Malignant hyperthermia (MH) is a life-threatening pharmacogenomic disorder triggered by certain anesthetic agents (e.g., halothane) or depolarizing muscle relaxants like succinylcholine. These agents cause uncontrolled calcium release in skeletal muscles, leading to hyperthermia, rigidity, metabolic acidosis, rhabdomyolysis, and cardiac arrhythmias.

Key Features:

1. Onset:

   • Occurs most commonly during anesthesia in the operating room but may also manifest in the early postoperative period.
   • Initial signs include masseter spasm, tachycardia, and tachypnea.

2. Trigger Agents:

   • Volatile anesthetics and depolarizing muscle relaxants.
   • Prior tolerance does not guarantee future safety.

3. Inheritance and Risk Factors:

   • Autosomal dominant inheritance.
   • Commonly associated with RYR1 and CACNA1S mutations.

4. Associated Disorders:

   • Central core disease, King-Denborough syndrome, and multiminicore myopathy.
   • Rare associations include nemaline myopathy, Schwartz–Jampel syndrome, and STAC3 myopathy.

Diagnosis:

1. In Vitro Contracture Test (IVCT):

   • Evaluates muscle response to graded concentrations of caffeine and halothane.
   • Sensitivity approaches 100%; specificity ranges from 80% to 97% (Allen et al., 1998).
   • Requires a fresh muscle biopsy but is not well standardized for children.

2. Genetic Testing:

   • Tests for RYR1 and CACNA1S mutations are clinically available.

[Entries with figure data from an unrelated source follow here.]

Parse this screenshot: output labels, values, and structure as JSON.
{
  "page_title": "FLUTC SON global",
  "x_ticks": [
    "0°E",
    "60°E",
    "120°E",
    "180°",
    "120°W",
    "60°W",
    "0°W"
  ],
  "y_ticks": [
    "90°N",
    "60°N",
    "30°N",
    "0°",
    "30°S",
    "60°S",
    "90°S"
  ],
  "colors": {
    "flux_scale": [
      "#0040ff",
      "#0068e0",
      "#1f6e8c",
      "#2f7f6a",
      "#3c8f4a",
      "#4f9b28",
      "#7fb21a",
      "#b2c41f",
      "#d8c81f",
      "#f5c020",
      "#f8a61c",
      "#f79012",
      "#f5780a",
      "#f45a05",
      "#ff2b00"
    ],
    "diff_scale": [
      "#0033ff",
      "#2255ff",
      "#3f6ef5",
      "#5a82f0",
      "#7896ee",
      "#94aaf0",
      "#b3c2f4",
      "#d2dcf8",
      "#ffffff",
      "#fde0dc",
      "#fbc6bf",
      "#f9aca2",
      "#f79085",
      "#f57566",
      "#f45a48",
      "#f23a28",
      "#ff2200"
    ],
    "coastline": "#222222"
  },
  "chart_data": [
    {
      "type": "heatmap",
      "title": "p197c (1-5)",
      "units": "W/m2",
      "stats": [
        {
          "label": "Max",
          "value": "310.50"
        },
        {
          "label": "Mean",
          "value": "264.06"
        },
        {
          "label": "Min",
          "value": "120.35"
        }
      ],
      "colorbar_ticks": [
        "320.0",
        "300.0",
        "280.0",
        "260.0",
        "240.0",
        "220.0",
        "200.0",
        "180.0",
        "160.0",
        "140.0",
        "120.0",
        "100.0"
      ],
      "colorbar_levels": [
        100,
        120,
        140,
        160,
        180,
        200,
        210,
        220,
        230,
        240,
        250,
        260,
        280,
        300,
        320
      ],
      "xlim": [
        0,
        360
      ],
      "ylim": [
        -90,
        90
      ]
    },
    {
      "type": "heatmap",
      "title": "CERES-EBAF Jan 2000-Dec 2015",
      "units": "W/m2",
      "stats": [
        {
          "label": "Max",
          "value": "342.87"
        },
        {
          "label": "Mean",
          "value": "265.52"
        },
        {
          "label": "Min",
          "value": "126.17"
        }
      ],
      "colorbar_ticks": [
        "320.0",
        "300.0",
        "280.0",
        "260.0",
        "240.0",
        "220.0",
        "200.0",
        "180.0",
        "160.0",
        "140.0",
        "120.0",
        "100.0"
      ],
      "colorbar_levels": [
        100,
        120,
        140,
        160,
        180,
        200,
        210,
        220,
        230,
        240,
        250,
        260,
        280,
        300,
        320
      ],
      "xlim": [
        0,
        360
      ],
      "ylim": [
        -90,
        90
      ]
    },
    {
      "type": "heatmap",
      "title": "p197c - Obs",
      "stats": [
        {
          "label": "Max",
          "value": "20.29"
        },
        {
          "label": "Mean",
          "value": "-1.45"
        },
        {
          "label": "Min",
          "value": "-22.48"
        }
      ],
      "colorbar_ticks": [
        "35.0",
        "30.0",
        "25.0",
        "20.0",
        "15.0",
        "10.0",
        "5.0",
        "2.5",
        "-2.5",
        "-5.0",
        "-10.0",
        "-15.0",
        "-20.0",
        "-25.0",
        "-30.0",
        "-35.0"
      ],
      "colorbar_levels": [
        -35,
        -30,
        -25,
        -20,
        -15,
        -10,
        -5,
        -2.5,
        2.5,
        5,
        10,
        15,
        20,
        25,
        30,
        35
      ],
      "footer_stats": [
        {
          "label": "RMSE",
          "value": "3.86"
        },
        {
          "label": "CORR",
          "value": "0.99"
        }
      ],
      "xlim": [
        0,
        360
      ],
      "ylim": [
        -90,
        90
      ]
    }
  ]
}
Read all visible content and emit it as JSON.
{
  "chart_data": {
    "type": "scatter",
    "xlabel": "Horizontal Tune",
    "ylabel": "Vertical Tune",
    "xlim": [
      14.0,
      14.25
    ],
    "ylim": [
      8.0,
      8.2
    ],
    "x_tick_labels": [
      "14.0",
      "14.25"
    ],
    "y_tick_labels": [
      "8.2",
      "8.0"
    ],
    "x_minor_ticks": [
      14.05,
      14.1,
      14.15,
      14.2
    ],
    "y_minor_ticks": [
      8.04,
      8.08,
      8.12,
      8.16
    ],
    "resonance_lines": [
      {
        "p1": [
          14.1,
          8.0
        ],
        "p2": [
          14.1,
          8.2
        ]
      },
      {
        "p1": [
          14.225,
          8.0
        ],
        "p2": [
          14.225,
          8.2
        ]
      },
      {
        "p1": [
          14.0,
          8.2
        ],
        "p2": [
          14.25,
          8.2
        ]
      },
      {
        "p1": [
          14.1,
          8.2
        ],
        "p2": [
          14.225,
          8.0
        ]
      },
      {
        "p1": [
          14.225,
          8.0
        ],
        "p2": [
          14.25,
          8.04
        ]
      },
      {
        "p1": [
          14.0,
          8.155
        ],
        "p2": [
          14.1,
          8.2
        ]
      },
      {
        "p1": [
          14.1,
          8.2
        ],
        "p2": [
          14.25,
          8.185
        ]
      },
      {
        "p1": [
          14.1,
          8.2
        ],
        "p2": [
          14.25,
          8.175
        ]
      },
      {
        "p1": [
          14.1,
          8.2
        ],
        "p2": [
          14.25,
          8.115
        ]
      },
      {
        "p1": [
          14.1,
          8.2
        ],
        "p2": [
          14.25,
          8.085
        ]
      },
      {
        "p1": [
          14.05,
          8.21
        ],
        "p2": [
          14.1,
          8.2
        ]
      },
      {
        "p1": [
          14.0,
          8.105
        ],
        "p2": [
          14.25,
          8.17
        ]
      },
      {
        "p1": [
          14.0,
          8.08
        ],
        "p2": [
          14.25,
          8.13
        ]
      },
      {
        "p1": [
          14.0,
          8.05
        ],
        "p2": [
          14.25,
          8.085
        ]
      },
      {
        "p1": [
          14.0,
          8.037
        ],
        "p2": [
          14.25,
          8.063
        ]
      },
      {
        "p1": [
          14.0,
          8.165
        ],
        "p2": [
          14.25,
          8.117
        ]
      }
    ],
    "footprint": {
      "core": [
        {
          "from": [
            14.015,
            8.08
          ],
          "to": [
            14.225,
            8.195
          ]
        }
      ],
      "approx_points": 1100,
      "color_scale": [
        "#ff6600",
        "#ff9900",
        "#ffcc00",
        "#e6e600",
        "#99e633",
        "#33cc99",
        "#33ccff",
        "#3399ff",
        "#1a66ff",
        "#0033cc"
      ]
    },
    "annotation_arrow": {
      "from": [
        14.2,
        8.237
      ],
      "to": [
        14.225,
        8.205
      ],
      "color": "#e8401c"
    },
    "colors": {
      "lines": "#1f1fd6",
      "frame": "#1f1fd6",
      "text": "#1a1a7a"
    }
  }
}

3. Differential Diagnosis:

   • Includes sepsis, hyperthermia, pheochromocytoma crisis, thyrotoxicosis, and anesthesia-induced rhabdomyolysis in dystrophinopathies.
   • Muscle rigidity in myotonic syndromes may mimic MH but has a distinct mechanism.

Treatment:

1. Immediate Interventions:

   • Terminate triggering anesthetic agents.
   • Initiate active body cooling.
   • Correct metabolic acidosis.

2. Pharmacological Management:

   • Dantrolene Sodium: Initial dose of 1–2 mg/kg IV, repeated every 5–10 minutes as needed, up to a maximum dose of 10 mg/kg (Racca et al., 2013).
   • Dantrolene inhibits calcium release from the sarcoplasmic reticulum, reversing the hypermetabolic state.

3. Supportive Care:

   • Hydration to prevent kidney damage from myoglobinuria.
   • Monitor for complications like arrhythmias and disseminated intravascular coagulation (DIC).

Precautions:

1. Avoid known trigger agents in susceptible patients.
2. Family members should undergo screening for elevated creatine kinase levels or genetic susceptibility.
3. Non-triggering anesthetics (e.g., total intravenous anesthesia) should be used for at-risk individuals.

Prognosis:

With prompt diagnosis and treatment, the outcomes of MH have improved significantly. However, it remains a critical cause of anesthesia-related morbidity and mortality.